沸騰! 日本サラブ列島BACK NUMBER
200勝ペースで勝ち続けるデムーロ。
外国人騎手の強さの秘密を徹底解剖。
text by
島田明宏Akihiro Shimada
photograph byNIKKAN SPORTS
posted2016/01/30 08:00
以前のルメールとの対談では、田辺裕信や岩田康誠の名前を注目騎手としてあげていたデムーロ。
技術を見て盗むには、今は過去最高の環境。
かつて岡部幸雄や武は、騎乗馬が決まっていなくても積極的に海外に出て、自身の技術に磨きをかけた。が、今は「世界」のほうから日本に来てくれるようになった。

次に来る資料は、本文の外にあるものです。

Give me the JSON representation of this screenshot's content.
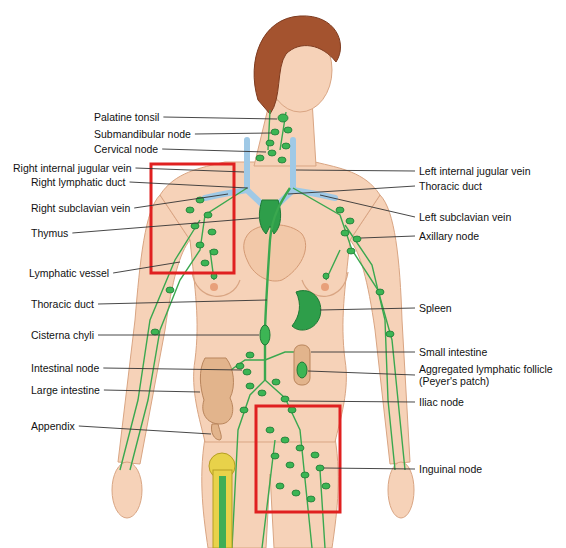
{
  "diagram": {
    "labels": [
      "Palatine tonsil",
      "Submandibular node",
      "Cervical node",
      "Right internal jugular vein",
      "Right lymphatic duct",
      "Right subclavian vein",
      "Thymus",
      "Lymphatic vessel",
      "Thoracic duct",
      "Cisterna chyli",
      "Intestinal node",
      "Large intestine",
      "Appendix",
      "Left internal jugular vein",
      "Thoracic duct",
      "Left subclavian vein",
      "Axillary node",
      "Spleen",
      "Small intestine",
      "Aggregated lymphatic follicle (Peyer's patch)",
      "Iliac node",
      "Inguinal node"
    ]
  }
}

地方でリーディングを獲った騎手や、外国人の一流どころを相手にしなければならない現状は、JRA叩き上げの若手騎手にとって厳しいかもしれないが、技術を見て盗むのに、これほど恵まれた状況はかつてなかった、と言うこともできる。
書いているうちに原稿の趣旨が変わってきたような気がしないでもないが、琴奨菊が日本出身力士として10年ぶりに優勝した大相撲初場所の盛り上がりを見て、競馬がかつての熱さをとり戻すには、日本人騎手の活躍が不可欠だとあらためて思った。1980年代の終わりから、競馬とほぼ同時期にブームになったF1も、日本人ドライバーがいたからこそ注目された。

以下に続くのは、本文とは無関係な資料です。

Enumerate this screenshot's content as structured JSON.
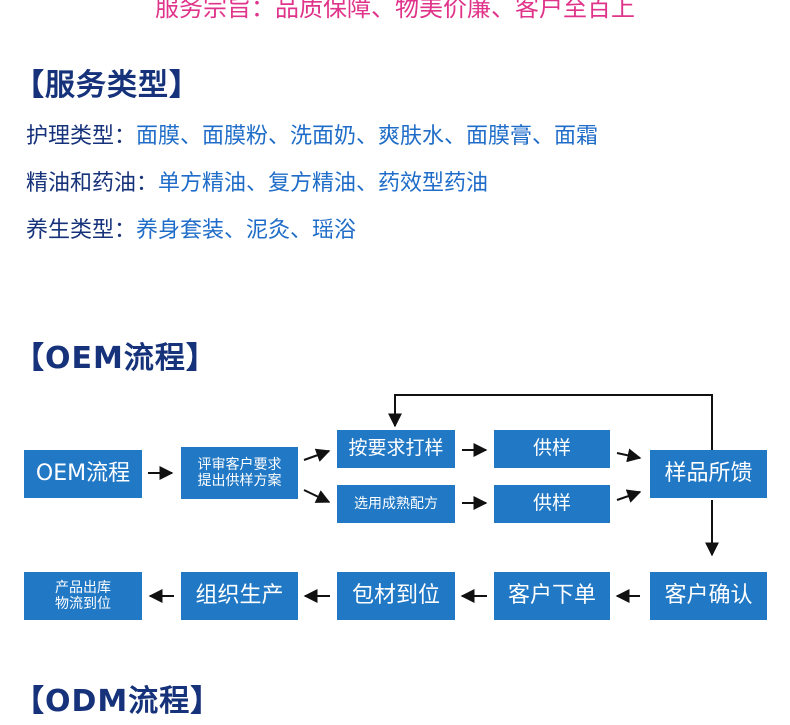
{
  "header": {
    "tagline": "服务宗旨：品质保障、物美价廉、客户至百上"
  },
  "services": {
    "title": "【服务类型】",
    "rows": [
      {
        "label": "护理类型：",
        "value": "面膜、面膜粉、洗面奶、爽肤水、面膜膏、面霜"
      },
      {
        "label": "精油和药油：",
        "value": "单方精油、复方精油、药效型药油"
      },
      {
        "label": "养生类型：",
        "value": "养身套装、泥灸、瑶浴"
      }
    ]
  },
  "oem": {
    "title": "【OEM流程】",
    "steps": {
      "start": "OEM流程",
      "review_line1": "评审客户要求",
      "review_line2": "提出供样方案",
      "sample_on_request": "按要求打样",
      "select_formula": "选用成熟配方",
      "supply_sample_top": "供样",
      "supply_sample_bottom": "供样",
      "sample_feedback": "样品所馈",
      "customer_confirm": "客户确认",
      "customer_order": "客户下单",
      "packaging_materials": "包材到位",
      "organize_production": "组织生产",
      "shipping_line1": "产品出库",
      "shipping_line2": "物流到位"
    }
  },
  "odm": {
    "title": "【ODM流程】"
  },
  "colors": {
    "tagline": "#e0338a",
    "heading": "#16327a",
    "text_blue": "#1f6dc8",
    "box_fill": "#2178c5",
    "box_text": "#ffffff",
    "arrow": "#111111"
  }
}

日本馬の水準が世界トップクラスになったのは間違いない。いいクルマに乗ると運転が上手くなるように、世界トップクラスの馬に乗っている騎手の腕も当然世界の頂点に近づいていくだろう。
30年連続重賞制覇をやってのけた武をはじめ、その武の新人最多勝記録を更新した三浦皇成、三浦以来の大型ルーキーとなった松若風馬にも、もっと、もっと頑張ってもらいたい。
おそらく今年から、日本馬が出る海外のビッグレースの馬券を日本でも買えるようになる。日本馬が凱旋門賞初制覇を遂げて大ニュースになるとき、その鞍上には日本人騎手がいてほしい――と、ひとりの日本人競馬ファンとして、強く思う。